Une élue lilloise contre un hebdo médiatique, y’avait de quoi réveiller les journalistes préposés aux chroniques judiciaires. Las des procès soporifiques qui rythment leur vie, c’est avec un grand engouement qu’ils ont couvert « L’affaire » du mois [1].

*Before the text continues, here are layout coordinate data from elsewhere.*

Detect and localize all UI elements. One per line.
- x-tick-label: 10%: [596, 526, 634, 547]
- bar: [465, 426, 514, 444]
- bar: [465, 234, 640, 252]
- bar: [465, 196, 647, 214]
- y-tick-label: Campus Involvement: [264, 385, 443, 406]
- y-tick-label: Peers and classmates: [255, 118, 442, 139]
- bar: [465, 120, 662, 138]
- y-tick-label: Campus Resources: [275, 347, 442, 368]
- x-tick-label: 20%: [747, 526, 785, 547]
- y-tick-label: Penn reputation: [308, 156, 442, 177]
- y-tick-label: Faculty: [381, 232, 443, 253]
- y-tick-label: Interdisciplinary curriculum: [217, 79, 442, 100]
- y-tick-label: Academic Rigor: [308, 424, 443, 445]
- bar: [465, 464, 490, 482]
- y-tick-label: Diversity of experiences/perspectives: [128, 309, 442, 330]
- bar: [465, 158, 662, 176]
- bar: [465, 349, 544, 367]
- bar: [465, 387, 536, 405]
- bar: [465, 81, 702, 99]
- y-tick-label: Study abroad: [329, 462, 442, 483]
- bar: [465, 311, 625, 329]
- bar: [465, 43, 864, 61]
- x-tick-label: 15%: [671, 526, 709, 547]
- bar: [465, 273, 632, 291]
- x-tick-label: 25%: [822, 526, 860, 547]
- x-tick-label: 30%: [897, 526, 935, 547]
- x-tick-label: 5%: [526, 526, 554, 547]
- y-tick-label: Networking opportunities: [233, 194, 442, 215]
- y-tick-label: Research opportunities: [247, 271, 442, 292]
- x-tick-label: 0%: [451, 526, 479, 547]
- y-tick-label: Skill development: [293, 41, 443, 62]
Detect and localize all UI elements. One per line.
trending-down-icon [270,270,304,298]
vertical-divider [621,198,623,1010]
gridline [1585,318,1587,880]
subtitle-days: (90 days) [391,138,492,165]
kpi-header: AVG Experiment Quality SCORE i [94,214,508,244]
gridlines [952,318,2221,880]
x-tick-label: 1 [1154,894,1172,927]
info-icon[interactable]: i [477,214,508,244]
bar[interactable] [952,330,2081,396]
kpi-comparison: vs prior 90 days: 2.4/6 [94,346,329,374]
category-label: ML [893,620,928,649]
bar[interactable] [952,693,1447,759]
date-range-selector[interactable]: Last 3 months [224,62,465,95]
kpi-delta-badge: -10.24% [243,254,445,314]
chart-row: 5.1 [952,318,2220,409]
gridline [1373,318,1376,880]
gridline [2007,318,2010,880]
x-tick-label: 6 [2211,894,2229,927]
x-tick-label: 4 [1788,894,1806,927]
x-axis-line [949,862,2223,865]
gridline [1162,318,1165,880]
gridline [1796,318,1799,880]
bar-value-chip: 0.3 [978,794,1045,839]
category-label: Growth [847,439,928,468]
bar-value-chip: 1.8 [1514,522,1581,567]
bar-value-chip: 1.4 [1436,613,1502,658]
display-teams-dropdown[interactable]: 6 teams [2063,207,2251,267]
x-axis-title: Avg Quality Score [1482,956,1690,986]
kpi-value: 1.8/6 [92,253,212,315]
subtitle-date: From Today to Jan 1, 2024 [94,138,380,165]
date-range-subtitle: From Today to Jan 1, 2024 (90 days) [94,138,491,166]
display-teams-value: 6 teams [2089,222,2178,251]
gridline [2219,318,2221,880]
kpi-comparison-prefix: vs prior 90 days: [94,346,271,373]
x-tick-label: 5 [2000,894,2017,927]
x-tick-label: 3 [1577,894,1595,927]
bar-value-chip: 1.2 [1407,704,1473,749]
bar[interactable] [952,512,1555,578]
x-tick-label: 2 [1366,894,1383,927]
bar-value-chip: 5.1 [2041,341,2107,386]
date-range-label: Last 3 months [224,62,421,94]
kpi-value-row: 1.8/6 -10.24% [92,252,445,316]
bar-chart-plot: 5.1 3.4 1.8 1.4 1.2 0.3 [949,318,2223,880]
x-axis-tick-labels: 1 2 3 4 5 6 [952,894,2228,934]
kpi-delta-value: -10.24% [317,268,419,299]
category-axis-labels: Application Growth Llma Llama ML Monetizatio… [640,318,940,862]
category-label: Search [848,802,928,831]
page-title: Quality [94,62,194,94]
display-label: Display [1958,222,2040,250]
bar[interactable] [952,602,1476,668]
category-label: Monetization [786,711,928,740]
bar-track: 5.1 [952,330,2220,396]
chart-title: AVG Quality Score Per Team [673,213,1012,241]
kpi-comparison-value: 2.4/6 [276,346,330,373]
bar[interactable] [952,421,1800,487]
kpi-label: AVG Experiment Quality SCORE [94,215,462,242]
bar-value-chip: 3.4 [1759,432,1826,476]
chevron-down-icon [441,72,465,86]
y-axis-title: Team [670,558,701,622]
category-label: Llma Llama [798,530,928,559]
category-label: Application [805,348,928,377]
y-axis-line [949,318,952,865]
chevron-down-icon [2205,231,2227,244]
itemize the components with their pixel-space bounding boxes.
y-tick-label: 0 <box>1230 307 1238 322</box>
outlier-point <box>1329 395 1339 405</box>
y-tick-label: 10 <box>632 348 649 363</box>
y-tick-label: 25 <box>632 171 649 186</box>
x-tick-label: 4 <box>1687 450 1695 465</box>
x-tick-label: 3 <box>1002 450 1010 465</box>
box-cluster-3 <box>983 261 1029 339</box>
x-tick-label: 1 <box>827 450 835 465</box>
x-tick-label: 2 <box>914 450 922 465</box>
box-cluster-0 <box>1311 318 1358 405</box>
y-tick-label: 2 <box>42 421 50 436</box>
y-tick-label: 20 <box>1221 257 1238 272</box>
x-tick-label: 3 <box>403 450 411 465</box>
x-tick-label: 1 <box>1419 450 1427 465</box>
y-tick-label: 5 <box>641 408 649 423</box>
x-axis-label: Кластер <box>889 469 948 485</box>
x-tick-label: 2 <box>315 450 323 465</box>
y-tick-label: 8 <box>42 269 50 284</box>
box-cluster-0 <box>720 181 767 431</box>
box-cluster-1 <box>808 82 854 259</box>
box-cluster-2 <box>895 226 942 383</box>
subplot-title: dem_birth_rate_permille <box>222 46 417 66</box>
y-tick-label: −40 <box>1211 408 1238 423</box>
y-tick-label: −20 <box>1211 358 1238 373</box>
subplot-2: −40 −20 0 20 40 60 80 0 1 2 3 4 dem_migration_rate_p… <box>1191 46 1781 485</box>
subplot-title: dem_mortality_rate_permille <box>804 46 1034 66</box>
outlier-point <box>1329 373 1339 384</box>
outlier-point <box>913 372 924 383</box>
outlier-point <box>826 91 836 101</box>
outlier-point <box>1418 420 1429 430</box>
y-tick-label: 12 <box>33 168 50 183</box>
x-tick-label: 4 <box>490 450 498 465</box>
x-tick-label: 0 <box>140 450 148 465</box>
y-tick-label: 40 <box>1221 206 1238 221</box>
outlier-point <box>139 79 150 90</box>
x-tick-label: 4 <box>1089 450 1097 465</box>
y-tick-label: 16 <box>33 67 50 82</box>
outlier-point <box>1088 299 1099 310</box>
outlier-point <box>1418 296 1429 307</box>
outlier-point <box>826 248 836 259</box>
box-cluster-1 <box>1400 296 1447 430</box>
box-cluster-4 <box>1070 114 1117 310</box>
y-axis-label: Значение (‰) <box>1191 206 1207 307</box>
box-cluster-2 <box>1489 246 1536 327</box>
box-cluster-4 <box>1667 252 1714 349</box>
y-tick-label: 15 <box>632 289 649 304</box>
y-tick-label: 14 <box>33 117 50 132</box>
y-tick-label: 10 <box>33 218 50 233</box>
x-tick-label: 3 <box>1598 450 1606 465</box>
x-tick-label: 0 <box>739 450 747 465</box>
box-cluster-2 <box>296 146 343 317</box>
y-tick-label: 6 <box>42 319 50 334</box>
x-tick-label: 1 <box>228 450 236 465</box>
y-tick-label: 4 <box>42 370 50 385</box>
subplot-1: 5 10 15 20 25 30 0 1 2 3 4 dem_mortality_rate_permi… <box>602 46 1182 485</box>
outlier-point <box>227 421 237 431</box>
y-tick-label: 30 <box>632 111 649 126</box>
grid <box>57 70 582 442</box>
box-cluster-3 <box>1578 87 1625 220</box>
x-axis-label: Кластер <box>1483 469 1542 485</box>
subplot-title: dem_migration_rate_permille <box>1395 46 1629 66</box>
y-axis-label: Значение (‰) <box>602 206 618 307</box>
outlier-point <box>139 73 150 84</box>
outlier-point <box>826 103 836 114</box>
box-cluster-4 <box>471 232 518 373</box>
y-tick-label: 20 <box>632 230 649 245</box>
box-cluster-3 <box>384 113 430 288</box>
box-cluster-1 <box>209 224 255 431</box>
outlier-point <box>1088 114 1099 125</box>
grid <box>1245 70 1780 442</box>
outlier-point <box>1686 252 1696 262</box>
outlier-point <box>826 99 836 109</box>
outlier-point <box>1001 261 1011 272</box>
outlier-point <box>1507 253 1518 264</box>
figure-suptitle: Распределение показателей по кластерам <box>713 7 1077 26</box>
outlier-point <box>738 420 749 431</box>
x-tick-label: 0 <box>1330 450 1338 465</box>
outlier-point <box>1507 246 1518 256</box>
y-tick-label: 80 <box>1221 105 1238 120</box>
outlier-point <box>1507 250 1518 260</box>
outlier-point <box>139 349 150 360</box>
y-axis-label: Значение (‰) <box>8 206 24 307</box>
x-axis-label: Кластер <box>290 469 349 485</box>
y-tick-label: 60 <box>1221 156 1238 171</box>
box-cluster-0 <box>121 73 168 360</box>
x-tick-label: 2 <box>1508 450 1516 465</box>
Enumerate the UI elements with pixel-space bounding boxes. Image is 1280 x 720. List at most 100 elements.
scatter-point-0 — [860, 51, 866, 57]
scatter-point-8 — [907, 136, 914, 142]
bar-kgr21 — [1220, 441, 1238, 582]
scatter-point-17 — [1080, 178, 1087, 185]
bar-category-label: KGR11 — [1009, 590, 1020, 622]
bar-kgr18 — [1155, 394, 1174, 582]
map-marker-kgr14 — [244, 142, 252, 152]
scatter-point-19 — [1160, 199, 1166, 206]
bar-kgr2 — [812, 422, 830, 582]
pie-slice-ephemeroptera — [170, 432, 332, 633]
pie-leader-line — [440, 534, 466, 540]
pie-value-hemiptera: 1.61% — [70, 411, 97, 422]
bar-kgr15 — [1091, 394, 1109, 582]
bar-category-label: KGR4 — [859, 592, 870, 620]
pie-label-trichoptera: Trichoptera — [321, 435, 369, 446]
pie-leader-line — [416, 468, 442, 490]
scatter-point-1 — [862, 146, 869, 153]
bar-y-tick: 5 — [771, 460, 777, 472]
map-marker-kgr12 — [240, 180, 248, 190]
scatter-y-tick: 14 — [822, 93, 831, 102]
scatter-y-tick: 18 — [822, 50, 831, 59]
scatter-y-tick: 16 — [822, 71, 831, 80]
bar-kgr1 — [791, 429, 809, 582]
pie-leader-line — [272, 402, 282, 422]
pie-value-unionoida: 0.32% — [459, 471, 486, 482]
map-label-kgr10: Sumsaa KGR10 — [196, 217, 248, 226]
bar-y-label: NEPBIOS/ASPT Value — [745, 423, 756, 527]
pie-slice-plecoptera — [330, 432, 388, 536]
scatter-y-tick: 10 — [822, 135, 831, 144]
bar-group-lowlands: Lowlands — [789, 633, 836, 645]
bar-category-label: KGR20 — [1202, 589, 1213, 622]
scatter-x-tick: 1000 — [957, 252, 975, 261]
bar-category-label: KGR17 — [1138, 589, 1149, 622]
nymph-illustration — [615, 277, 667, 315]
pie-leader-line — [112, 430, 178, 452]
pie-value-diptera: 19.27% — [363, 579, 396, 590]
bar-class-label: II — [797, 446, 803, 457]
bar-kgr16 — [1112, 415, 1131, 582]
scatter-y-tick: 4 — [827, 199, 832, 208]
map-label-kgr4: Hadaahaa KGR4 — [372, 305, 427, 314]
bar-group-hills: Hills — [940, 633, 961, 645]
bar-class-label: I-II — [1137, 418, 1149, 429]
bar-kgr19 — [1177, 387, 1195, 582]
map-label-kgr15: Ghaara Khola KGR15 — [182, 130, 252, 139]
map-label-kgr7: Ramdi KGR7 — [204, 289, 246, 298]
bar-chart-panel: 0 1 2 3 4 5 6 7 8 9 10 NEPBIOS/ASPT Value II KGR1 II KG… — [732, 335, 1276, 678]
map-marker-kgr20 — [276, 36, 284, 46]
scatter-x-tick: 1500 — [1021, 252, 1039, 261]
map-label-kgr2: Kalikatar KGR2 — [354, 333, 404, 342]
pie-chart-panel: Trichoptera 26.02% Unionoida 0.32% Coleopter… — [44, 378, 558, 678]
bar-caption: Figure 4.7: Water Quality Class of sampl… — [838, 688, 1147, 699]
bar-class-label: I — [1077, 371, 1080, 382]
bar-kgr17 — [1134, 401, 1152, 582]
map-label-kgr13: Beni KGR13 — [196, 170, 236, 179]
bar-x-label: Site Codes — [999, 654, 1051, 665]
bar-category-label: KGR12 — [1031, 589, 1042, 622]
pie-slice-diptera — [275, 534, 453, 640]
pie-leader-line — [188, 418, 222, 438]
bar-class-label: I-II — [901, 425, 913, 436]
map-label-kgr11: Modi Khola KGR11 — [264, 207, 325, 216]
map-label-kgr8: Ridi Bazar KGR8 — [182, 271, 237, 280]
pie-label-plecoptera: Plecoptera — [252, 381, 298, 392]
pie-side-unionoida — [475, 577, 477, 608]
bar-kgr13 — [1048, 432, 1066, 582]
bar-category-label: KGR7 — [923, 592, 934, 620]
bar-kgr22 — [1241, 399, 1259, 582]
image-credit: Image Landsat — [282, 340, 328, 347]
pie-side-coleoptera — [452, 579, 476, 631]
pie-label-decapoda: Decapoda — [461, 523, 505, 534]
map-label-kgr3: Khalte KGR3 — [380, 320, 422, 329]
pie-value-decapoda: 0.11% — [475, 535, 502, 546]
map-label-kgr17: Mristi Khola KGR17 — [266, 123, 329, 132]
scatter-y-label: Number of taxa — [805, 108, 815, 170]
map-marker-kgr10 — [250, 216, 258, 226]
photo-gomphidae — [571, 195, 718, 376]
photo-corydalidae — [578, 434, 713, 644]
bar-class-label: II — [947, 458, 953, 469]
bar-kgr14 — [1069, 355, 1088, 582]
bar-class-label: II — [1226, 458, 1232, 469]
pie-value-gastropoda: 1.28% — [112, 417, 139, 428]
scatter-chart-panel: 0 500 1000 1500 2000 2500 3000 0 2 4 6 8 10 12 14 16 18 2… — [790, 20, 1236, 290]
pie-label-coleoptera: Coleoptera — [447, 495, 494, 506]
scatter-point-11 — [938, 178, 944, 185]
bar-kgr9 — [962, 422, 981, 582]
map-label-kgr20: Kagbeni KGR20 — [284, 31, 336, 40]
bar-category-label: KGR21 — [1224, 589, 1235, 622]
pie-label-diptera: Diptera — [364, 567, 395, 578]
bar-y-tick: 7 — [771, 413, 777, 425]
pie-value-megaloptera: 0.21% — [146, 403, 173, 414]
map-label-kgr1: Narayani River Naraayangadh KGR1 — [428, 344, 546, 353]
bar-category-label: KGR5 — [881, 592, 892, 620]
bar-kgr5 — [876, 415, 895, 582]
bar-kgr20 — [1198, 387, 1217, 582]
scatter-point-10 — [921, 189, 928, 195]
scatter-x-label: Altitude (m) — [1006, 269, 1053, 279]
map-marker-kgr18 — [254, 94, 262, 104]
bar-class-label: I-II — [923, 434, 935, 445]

Y’avait foule. France Roi, La Voix du Mort éclair, 20 biloutes, l’AFP… Tous là pour assister au procès intenté par Brigitte Mauroy contre Charlie Hebdo pour diffamation. Dans un article publié en mars 2008, Antonio Fischetti taxait l’élue UMP de se rendre « complice » des mutilations génitales féminines (MGF), à travers certains de ses écrits parus en 2004. Notamment que le prépuce du clitoris, « ce repli, peu développé chez les Occidentales est beaucoup plus long chez certaines Asiatiques ou Africaines, ce qui fait procéder à une circoncision ». Propos aux échos phallocratiques, qui ne reposent sur aucun fondement scientifique, et que les coupeuses de clito avancent régulièrement pour justifier leurs actes.
Dans le hall du TGI, le journaliste de Charlie se fait photographier, filmer. Les confrères du coin ont mis en œuvre un important dispositif pour couvrir l’événement. Impatients, ils frétillent autour de leur grand frère parisien. Pendant ce temps, un jeune pauvre prend de la « zonz’ » avec sursis. Le soir ou le lendemain, aucune image de Fischetti, ni aucun de ses propos hors procès ne sera diffusé par la presse.
15h. On commence sans Mauroy [2]. Les journalistes gratouillent leurs carnets mais très vite les paupières se font lourdes. Arrive Sabreen Al’Rassace, témoignant pour l’hebdo. Les confrères sursautent : « Sabrine quoi ?! » Les yeux brillants, ils s’approchent de la jeune femme : « Excusez-moi, vous pourriez épeler votre nom ? » Son nom n’apparaîtra dans aucun média [3]. Les pauses clopes pour certain-es, les appels pour d’autres, les font fuir définitivement la torpeur de la salle. Peu d’entre eux demeurent.
A 18h, l’avocat de Charlie termine sa (très) longue plaidoirie. C’est la fin. 2000 euros pour chaque prévenu (Val et Fischetti) ont été requis par le proc’. Les confrères se réveillent… et « informent » :
A 18h11, sur Nordeclair.fr « en direct du tribunal », on peut lire que le proc’ a requis une amende sans « en préciser le quantum » et que l’avocat de Charlie « a fait une très courte plaidoirie » (!). A 18h50, la locale de France 3 titre son reportage constitué d’images d’archive (!) « Polémique gynécologique », plagiant ainsi le Nord éclair du matin [4]. A 19h, la régionale ne compte que « 2000 euros contre le journal ». A 20h45, l’AFP se souvient de « 1.000 euros chacun ». Le lendemain, Nord éclair qui parle de « presque sept heures de débat » (!), doute : « de l’ordre de 1000 ou 2000 euros ». Pour La Voix, c’est seulement « 2000 euros ». Pareil pour 20 min…
Un carnet, un stylo, un GSM, deux heures à tuer… Pourquoi pas faire journaliste ?
J. de l’E.
[1] Pour un récit plus complet voir « Brigitte Mauroy attaque un journaliste » et « Le récit d’un procès de presse », www.lille43000.com.
[2] Le soir, les JT de France 3 NPDC diffuseront des images d’archive de Mme Mauroy.
[3] Nord éclair ajoutera le lendemain : « Le défilé des témoins n’apportent pas grand-chose ». En réalité les témoignages ont tenu une place centrale dans le procès. Ils ont permis de comprendre toute la dangerosité des écrits de Mauroy.
[4] Fischetti avait titré son second article consacré à Mauroy « Polémique clitoridienne ».